Boven bij de Tönnes waren de lopers allemaal al door. Gezien de kou heel verstandig. Gisela, de echtgenote van Andreas, stond met de auto klaar en kon dus mooi Lianne meenemen. Ook Andreas was er. Hij had wat trainingsachterstand en had van te voren al aan gegeven dat hij er op dat punt zou uitstappen. Ik zelf had lichte bevriezingsverschijnselen aan mijn handen opgelopen. Ik ging dus bijna letterlijk door de grond van de pijn. Het was zo erg dat ik er zelfs over gedacht heb om uit te stappen. Gelukkig werd mij die moeilijke beslissing uit handen genomen. Ik zag op eens Els en Jean-Pierre aan komen lopen.
Dit is een groepsloop in een heel uitgestrekt bosgebied. Er is in dat gebied geen bewoning o.i.d.. Orientatiepunten, routemarkeringen e.d. zijn er niet. Dan ben je dus als voorloper er verantwoordelijk voor dat je de lopers terug brengt. Zeker bij zo’n extreem weer! Andreas heeft er voor gezorgd dat er een andere ervaren voorloper was die de groep van de Decke verder bracht, maar bij de overdracht is er iets niet helemaal goed gegaan. Ik was dus heel blij dat ik net boven kwam toen Els en Jean-Pierre terugkwamen. Ik moet er niet aandenken wat er had kunnen gebeuren als er toen niemand meer geweest was.
Het positieve van dit alles is dat ik dus toch niet heb hoeven beslissen om uit te stappen. Daarnaast heb ik nog wat te vertellen: Els heeft op ultraned een heel mooi verslag over dit loopje gezet. Hierin vertelt zij ik dat ik ontzettend veel pijn aan mijn handen had omdat ik met een te laag tempo bergop heb moeten lopen. Meteen nadat dit verslag op het net stond kreeg ik een mail met de vraag wat er aan de hand was, of ik misschien op mijn handen berg op gelopen had. Het doet mij goed dat er mensen zijn die mij tot een dergelijke krachttoer in staat achten.
Door het feit dat ik weer kon rennen en wellicht met een beetje hulp van de adrenaline heeft het maar anderhalf uur geduurd voor ik weer gevoel in mijn handen had. Alhoewel dit niet correct geformuleerd is. Geen pijn meer is een betere omschrijving. Ondanks het gebrek aan orientatiepunten en het feit dat ik geen held ben in het vinden van routes lukte het mij heel prima om Els en JP de rest van de DT route te tonen. Rond kilometer 35 maakte ik een kleine fout doordat ik in een bosje een pad te vroeg in sloeg. Eigenlijk had ik dit meteen in de gaten maar onzeker als ik ben heb ik dit paadje toch maar een dikke kilometer in gelopen voordat ik de beslissing durfde te nemen om terug te lopen. Als ik dit niet gedaan had waren we veel te snel terug geweest om van een prachtige zonsondergang te genieten.

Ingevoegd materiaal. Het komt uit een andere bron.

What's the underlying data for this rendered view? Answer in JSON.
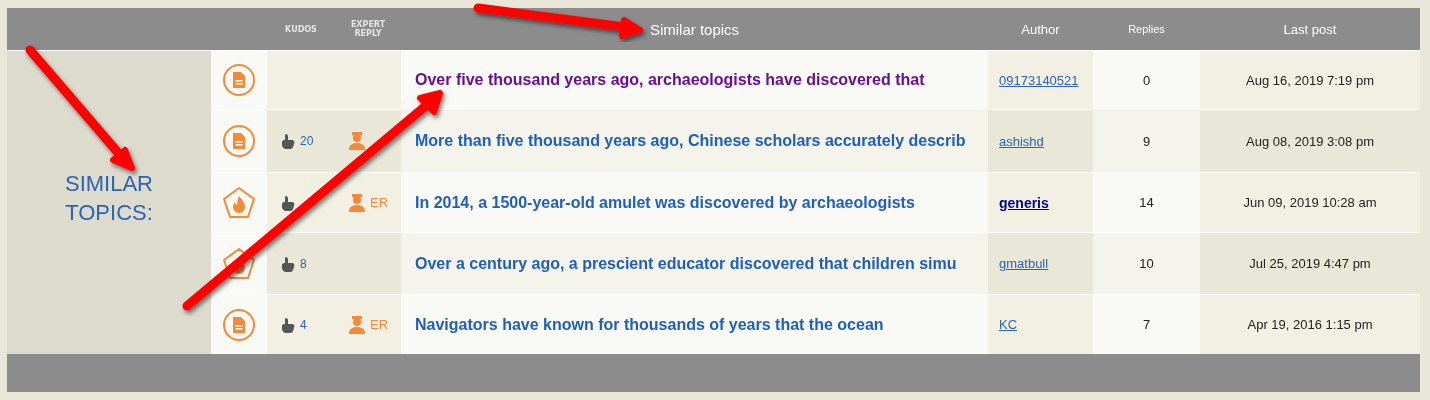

Achteraf kan ik best weer lachen om de communicatie storing. Het is in ieder geval weer een gedenkwaardig loopje geweest. Wel heb ik besloten dat ik er voor dit jaar mee ophoud. Ik weet ook wel dat 67 loopjes (4 marathons en 63 ultra’s) niet echt een reden is om even pauze te nemen. Maar ik vind het gewoon te koud. En Reinier Paping zal best gelijk hebben als hij zegt: “kou zit tussen je oren dus je kunt maar beter iets warms opzetten.” Ik denk dat ik ook nog een paar handschoenen nodig heb. En met een paar wordt niet bedoeld twee linker handschoenen.